Last week I found myself in the back seat of my car in some parking lot near a bookstore I had gone to—to pick up my textbooks. It was late afternoon. I had just woken up from a power nap, was eating a cucumber feta cheese salad that tasted 3 times more fermented than it did the day before. I kept on eating it, even though it tasted terrible, because the thought of finding something else to eat was too burdensome. (I didn’t get sick from it either.) As I ate, I remembered the last time I had been reduced to a similar situation—eating, sleeping out of my rusty, red, Ford Ranger, while driving to places where I’m a stranger in order to find solitude. That was 4 years ago.

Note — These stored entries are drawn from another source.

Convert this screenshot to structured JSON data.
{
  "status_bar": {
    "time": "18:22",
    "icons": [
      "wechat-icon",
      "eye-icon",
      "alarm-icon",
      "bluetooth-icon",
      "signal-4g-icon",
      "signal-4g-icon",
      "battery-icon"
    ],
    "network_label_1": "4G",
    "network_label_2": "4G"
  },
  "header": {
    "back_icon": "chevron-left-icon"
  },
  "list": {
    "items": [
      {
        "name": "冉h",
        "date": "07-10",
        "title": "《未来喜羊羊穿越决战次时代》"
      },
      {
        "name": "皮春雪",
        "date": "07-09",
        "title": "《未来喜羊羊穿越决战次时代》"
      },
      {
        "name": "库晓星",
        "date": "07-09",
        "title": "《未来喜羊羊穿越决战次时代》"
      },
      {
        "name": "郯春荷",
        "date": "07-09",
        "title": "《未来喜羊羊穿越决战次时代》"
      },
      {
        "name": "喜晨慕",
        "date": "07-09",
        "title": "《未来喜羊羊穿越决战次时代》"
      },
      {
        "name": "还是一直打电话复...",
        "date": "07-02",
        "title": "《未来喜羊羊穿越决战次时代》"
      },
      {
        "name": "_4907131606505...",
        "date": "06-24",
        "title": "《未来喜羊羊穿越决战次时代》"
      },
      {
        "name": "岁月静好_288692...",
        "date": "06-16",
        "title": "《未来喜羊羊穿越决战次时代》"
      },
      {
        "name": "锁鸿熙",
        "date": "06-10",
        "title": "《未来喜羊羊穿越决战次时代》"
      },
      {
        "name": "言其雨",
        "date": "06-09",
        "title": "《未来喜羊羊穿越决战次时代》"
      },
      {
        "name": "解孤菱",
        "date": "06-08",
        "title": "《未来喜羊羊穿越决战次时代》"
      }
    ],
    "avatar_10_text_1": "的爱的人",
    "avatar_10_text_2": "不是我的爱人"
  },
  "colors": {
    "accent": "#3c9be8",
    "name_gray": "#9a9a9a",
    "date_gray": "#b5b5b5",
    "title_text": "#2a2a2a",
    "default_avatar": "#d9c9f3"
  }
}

Getting in my car and driving to an unknown place to eat, sleep and reflect has since been my way of finding solitude. I’m running out of places to hide at work. At one job I used to crawl under my desk to find a moment of solitude. Think about it—it’s strange enough to hide under your desk but even stranger still for someone to get on their haunches to converse with a voice coming from under a desk. That idea backfired on me at a temp job I had, when the IT guy discovered me, as he came crawling under the desk I was under, to lay some cable.

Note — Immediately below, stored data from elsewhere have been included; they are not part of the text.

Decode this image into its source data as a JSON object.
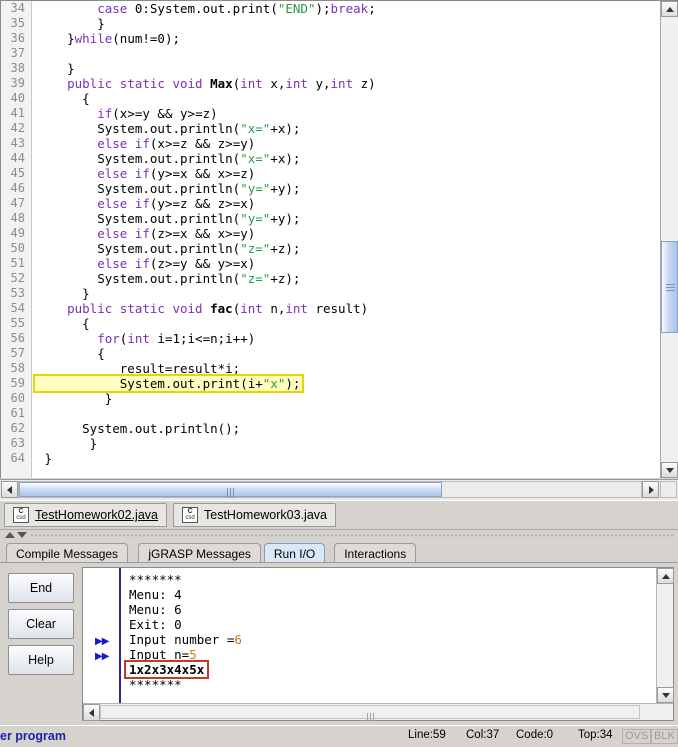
{
  "editor": {
    "first_visible_line": 34,
    "lines": [
      {
        "n": 34,
        "segments": [
          {
            "t": "        ",
            "c": "plain"
          },
          {
            "t": "case",
            "c": "kw"
          },
          {
            "t": " 0:System.out.print(",
            "c": "plain"
          },
          {
            "t": "\"END\"",
            "c": "str"
          },
          {
            "t": ");",
            "c": "plain"
          },
          {
            "t": "break",
            "c": "kw"
          },
          {
            "t": ";",
            "c": "plain"
          }
        ]
      },
      {
        "n": 35,
        "segments": [
          {
            "t": "        }",
            "c": "plain"
          }
        ]
      },
      {
        "n": 36,
        "segments": [
          {
            "t": "    }",
            "c": "plain"
          },
          {
            "t": "while",
            "c": "kw"
          },
          {
            "t": "(num!=0);",
            "c": "plain"
          }
        ]
      },
      {
        "n": 37,
        "segments": [
          {
            "t": "",
            "c": "plain"
          }
        ]
      },
      {
        "n": 38,
        "segments": [
          {
            "t": "    }",
            "c": "plain"
          }
        ]
      },
      {
        "n": 39,
        "segments": [
          {
            "t": "    ",
            "c": "plain"
          },
          {
            "t": "public static void",
            "c": "kw"
          },
          {
            "t": " ",
            "c": "plain"
          },
          {
            "t": "Max",
            "c": "mth"
          },
          {
            "t": "(",
            "c": "plain"
          },
          {
            "t": "int",
            "c": "kw"
          },
          {
            "t": " x,",
            "c": "plain"
          },
          {
            "t": "int",
            "c": "kw"
          },
          {
            "t": " y,",
            "c": "plain"
          },
          {
            "t": "int",
            "c": "kw"
          },
          {
            "t": " z)",
            "c": "plain"
          }
        ]
      },
      {
        "n": 40,
        "segments": [
          {
            "t": "      {",
            "c": "plain"
          }
        ]
      },
      {
        "n": 41,
        "segments": [
          {
            "t": "        ",
            "c": "plain"
          },
          {
            "t": "if",
            "c": "kw"
          },
          {
            "t": "(x>=y && y>=z)",
            "c": "plain"
          }
        ]
      },
      {
        "n": 42,
        "segments": [
          {
            "t": "        System.out.println(",
            "c": "plain"
          },
          {
            "t": "\"x=\"",
            "c": "str"
          },
          {
            "t": "+x);",
            "c": "plain"
          }
        ]
      },
      {
        "n": 43,
        "segments": [
          {
            "t": "        ",
            "c": "plain"
          },
          {
            "t": "else if",
            "c": "kw"
          },
          {
            "t": "(x>=z && z>=y)",
            "c": "plain"
          }
        ]
      },
      {
        "n": 44,
        "segments": [
          {
            "t": "        System.out.println(",
            "c": "plain"
          },
          {
            "t": "\"x=\"",
            "c": "str"
          },
          {
            "t": "+x);",
            "c": "plain"
          }
        ]
      },
      {
        "n": 45,
        "segments": [
          {
            "t": "        ",
            "c": "plain"
          },
          {
            "t": "else if",
            "c": "kw"
          },
          {
            "t": "(y>=x && x>=z)",
            "c": "plain"
          }
        ]
      },
      {
        "n": 46,
        "segments": [
          {
            "t": "        System.out.println(",
            "c": "plain"
          },
          {
            "t": "\"y=\"",
            "c": "str"
          },
          {
            "t": "+y);",
            "c": "plain"
          }
        ]
      },
      {
        "n": 47,
        "segments": [
          {
            "t": "        ",
            "c": "plain"
          },
          {
            "t": "else if",
            "c": "kw"
          },
          {
            "t": "(y>=z && z>=x)",
            "c": "plain"
          }
        ]
      },
      {
        "n": 48,
        "segments": [
          {
            "t": "        System.out.println(",
            "c": "plain"
          },
          {
            "t": "\"y=\"",
            "c": "str"
          },
          {
            "t": "+y);",
            "c": "plain"
          }
        ]
      },
      {
        "n": 49,
        "segments": [
          {
            "t": "        ",
            "c": "plain"
          },
          {
            "t": "else if",
            "c": "kw"
          },
          {
            "t": "(z>=x && x>=y)",
            "c": "plain"
          }
        ]
      },
      {
        "n": 50,
        "segments": [
          {
            "t": "        System.out.println(",
            "c": "plain"
          },
          {
            "t": "\"z=\"",
            "c": "str"
          },
          {
            "t": "+z);",
            "c": "plain"
          }
        ]
      },
      {
        "n": 51,
        "segments": [
          {
            "t": "        ",
            "c": "plain"
          },
          {
            "t": "else if",
            "c": "kw"
          },
          {
            "t": "(z>=y && y>=x)",
            "c": "plain"
          }
        ]
      },
      {
        "n": 52,
        "segments": [
          {
            "t": "        System.out.println(",
            "c": "plain"
          },
          {
            "t": "\"z=\"",
            "c": "str"
          },
          {
            "t": "+z);",
            "c": "plain"
          }
        ]
      },
      {
        "n": 53,
        "segments": [
          {
            "t": "      }",
            "c": "plain"
          }
        ]
      },
      {
        "n": 54,
        "segments": [
          {
            "t": "    ",
            "c": "plain"
          },
          {
            "t": "public static void",
            "c": "kw"
          },
          {
            "t": " ",
            "c": "plain"
          },
          {
            "t": "fac",
            "c": "mth"
          },
          {
            "t": "(",
            "c": "plain"
          },
          {
            "t": "int",
            "c": "kw"
          },
          {
            "t": " n,",
            "c": "plain"
          },
          {
            "t": "int",
            "c": "kw"
          },
          {
            "t": " result)",
            "c": "plain"
          }
        ]
      },
      {
        "n": 55,
        "segments": [
          {
            "t": "      {",
            "c": "plain"
          }
        ]
      },
      {
        "n": 56,
        "segments": [
          {
            "t": "        ",
            "c": "plain"
          },
          {
            "t": "for",
            "c": "kw"
          },
          {
            "t": "(",
            "c": "plain"
          },
          {
            "t": "int",
            "c": "kw"
          },
          {
            "t": " i=1;i<=n;i++)",
            "c": "plain"
          }
        ]
      },
      {
        "n": 57,
        "segments": [
          {
            "t": "        {",
            "c": "plain"
          }
        ]
      },
      {
        "n": 58,
        "segments": [
          {
            "t": "           result=result*i;",
            "c": "plain"
          }
        ]
      },
      {
        "n": 59,
        "highlight": true,
        "segments": [
          {
            "t": "           System.out.print(i+",
            "c": "plain"
          },
          {
            "t": "\"x\"",
            "c": "str"
          },
          {
            "t": ");",
            "c": "plain"
          }
        ]
      },
      {
        "n": 60,
        "segments": [
          {
            "t": "         }",
            "c": "plain"
          }
        ]
      },
      {
        "n": 61,
        "segments": [
          {
            "t": "",
            "c": "plain"
          }
        ]
      },
      {
        "n": 62,
        "segments": [
          {
            "t": "      System.out.println();",
            "c": "plain"
          }
        ]
      },
      {
        "n": 63,
        "segments": [
          {
            "t": "       }",
            "c": "plain"
          }
        ]
      },
      {
        "n": 64,
        "segments": [
          {
            "t": " }",
            "c": "plain"
          }
        ]
      }
    ]
  },
  "file_tabs": [
    {
      "label": "TestHomework02.java",
      "icon": "csd-file-icon",
      "active": true
    },
    {
      "label": "TestHomework03.java",
      "icon": "csd-file-icon",
      "active": false
    }
  ],
  "panel_tabs": [
    {
      "label": "Compile Messages",
      "active": false
    },
    {
      "label": "jGRASP Messages",
      "active": false
    },
    {
      "label": "Run I/O",
      "active": true
    },
    {
      "label": "Interactions",
      "active": false
    }
  ],
  "io_panel": {
    "buttons": [
      {
        "label": "End",
        "name": "end-button"
      },
      {
        "label": "Clear",
        "name": "clear-button"
      },
      {
        "label": "Help",
        "name": "help-button"
      }
    ],
    "console_lines": [
      {
        "text": "*******",
        "marker": false
      },
      {
        "text": "Menu: 4",
        "marker": false
      },
      {
        "text": "Menu: 6",
        "marker": false
      },
      {
        "text": "Exit: 0",
        "marker": false
      },
      {
        "text": "Input number =",
        "input": "6",
        "marker": true
      },
      {
        "text": "Input n=",
        "input": "5",
        "marker": true
      },
      {
        "text": "1x2x3x4x5x",
        "marker": false,
        "highlight": true
      },
      {
        "text": "*******",
        "marker": false
      }
    ],
    "marker_glyph": "▶▶"
  },
  "status_bar": {
    "message": "er program",
    "line": "Line:59",
    "col": "Col:37",
    "code": "Code:0",
    "top": "Top:34",
    "ovs": "OVS",
    "blk": "BLK"
  },
  "colors": {
    "keyword": "#7b2fbe",
    "string": "#2a9a4a",
    "highlight_code": "#e8d400",
    "highlight_output": "#c0392b",
    "input_value": "#d07818",
    "marker": "#1818d0",
    "status_message": "#2222aa"
  }
}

Last week I was working constantly to meet deadlines on a project and keeping up with my day job and community service work. There was no time for anything besides eating, sleeping, calming my head and brief contact with friends—so that I still have them when the project is over. Thus, to preserve energy and time, I returned to habits I learned on my trip to the Mojave, 4 years ago. I have learned to sleep anywhere and often challenged myself grab some zzz’s in all sorts of awkward spaces. I eat anything (culturally different or of undesired, fermented or discarded status. And I look for opportunities for solitude and overcoming the fear of being a stranger in an unfamiliar place, doing something just a bit abnormal.
So, if there are those of you who haven’t heard from me in a while—now you know what I’ve been up to.
1 comment:
Solitude, sustenance, and sleep--the less you have of one the more your body demands of the others. Perhaps you should found the Order of John the Baptist? :) In less than a year I'll be back in school. Hurrah!--I think. Better enjoy fresh food while I can.